Petitioner urges, and we agree, that arbitration is essentially a matter of contract (Matter of Howard & Co. v Daley, 27 NY2d 285), which contract by statute must be in writing (CPLR 7501). The language whereby a party agrees to or is under a duty to arbitrate should be clear and unequivocal and "the burden lies on the party seeking arbitration” (Matter of Allied Van Lines [Hollander Express], 35 AD2d 191, 193). However, where several writings are involved, all of which contain an arbitration clause, it may fairly be said that it is the over-all intention of the parties as gleaned from such documents which should control. The mere fact that a separate corporate entity is here involved should not be determinative (cf. Mangan v Terminal Transp. System, 247 App Div 853, mot for lv to app den 272 NY 676), nor need that issue necessarily be reached here.
Lewis and petitioner are the sole directors and stockholders of 141 Bowery which has never held a corporate meeting. Its income is derived from the monthly rent of $1,000 paid by Lamp Shade, the greater portion of which is applied to a reduction of the purchase-money mortgage. The second mortgage to Lamp Shade is still outstanding and, apparently, the moneys paid by Lamp Shade to Service as part of the purchase price have never been repaid. Lewis and petitioner each hold a 50% interest in 141 Bowery which as noted above was created solely to take title to the building adjacent to Lamp Shade. Petitioner complains, that the rental paid by Lamp Shade is lower than fair market value; that no directors or
By the terms of the shareholders agreement, the parties agreed to submit to arbitration any dispute of any kind arising out of the conditions and provisions of the agreement, the conduct of the business of Lamp Shade, or the relationship between the parties. The June 13, 1974 agreement embraced both the November 1, 1971 and December 1, 1971 agreements. The adequacy and fairness of the rent paid by Lamp Shade to 141 Bowery is in dispute and other items in controversy arise from the relationship of the parties as shareholders of Lamp Shade, and relate in some way to that corporation. Basically, 141 Bowery was the instrument through which the parties carried on the business of Lamp Shade. The absence of a separate, definitive arbitration clause is not fatal to the demand for arbitration (Matter of Microtran Co. [Edelstein], 30 AD2d 938, 939; see, also, Matter of Moskowitz v Surrey Sleep Prods., 30 AD2d 820) and it clearly appears that it was the over-all intention of the parties to resolve any disputes by arbitration.

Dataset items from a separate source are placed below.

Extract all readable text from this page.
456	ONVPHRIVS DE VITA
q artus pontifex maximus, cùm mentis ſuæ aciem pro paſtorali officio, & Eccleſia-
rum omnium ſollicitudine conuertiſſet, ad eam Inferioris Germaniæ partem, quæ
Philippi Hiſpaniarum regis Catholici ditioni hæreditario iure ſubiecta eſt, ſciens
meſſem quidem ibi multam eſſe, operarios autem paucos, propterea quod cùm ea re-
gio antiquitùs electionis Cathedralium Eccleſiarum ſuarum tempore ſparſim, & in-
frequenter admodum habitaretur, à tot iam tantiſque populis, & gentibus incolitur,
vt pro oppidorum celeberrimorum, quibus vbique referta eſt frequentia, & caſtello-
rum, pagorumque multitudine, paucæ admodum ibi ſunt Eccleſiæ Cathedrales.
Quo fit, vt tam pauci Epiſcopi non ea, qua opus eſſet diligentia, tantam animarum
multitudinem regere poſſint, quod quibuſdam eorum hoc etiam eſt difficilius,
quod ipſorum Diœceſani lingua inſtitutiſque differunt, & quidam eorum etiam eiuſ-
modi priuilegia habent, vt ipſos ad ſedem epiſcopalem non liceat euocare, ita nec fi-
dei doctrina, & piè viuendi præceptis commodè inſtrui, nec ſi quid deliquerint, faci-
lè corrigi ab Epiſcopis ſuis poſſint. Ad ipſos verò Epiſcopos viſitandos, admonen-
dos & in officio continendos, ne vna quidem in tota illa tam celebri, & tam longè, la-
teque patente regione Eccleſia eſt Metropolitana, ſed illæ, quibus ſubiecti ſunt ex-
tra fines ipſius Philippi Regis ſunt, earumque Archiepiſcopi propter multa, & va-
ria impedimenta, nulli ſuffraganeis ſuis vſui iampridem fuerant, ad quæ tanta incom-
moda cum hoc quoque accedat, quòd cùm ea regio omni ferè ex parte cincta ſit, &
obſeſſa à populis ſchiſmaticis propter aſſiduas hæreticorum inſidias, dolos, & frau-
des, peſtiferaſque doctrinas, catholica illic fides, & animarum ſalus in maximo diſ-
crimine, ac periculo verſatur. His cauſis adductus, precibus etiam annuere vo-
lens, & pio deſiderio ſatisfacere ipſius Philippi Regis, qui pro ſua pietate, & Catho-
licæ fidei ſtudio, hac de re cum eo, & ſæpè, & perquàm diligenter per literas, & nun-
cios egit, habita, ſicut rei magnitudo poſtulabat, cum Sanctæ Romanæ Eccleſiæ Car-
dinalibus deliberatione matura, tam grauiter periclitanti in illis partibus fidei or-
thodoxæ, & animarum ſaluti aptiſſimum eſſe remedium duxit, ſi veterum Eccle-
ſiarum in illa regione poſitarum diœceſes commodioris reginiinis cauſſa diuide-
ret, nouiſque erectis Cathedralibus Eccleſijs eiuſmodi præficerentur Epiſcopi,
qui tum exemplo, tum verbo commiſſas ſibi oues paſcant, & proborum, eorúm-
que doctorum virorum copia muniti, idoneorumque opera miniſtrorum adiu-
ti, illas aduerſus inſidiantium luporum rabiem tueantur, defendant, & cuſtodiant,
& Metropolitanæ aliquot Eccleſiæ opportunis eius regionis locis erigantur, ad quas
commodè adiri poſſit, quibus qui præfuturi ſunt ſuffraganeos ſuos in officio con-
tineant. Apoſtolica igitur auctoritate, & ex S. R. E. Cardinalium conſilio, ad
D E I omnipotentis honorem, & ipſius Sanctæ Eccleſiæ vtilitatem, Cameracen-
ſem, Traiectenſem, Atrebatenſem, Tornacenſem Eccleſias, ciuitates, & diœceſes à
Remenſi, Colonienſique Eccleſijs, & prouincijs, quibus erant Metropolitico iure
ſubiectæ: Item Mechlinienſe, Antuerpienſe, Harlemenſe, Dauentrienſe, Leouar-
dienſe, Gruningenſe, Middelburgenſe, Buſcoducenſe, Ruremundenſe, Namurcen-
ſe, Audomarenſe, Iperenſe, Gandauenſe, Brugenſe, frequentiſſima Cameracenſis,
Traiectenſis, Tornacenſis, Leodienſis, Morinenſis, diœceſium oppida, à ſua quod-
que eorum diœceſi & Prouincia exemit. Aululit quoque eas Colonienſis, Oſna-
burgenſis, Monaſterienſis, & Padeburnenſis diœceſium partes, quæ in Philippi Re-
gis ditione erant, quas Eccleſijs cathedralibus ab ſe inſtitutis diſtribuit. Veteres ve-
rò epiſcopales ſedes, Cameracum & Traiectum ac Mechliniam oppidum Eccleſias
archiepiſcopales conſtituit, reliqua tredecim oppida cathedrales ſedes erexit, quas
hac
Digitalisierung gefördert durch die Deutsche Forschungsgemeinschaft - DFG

Accordingly, the judgment entered February 24, 1975, in the Supreme Court, New York County (Fein, J.) staying the proceeding for dissolution of 141 Bowery Corp. pending arbitration and granting respondent’s motion to compel arbitration should be affirmed with costs to respondent.
Stevens, P.J., Kupferman, Lupiano, Birns and Lane, JJ., concur.
Judgment, Supreme Court, New York County unanimously affirmed. Respondent shall recover of appellant $40 costs and disbursements of this appeal.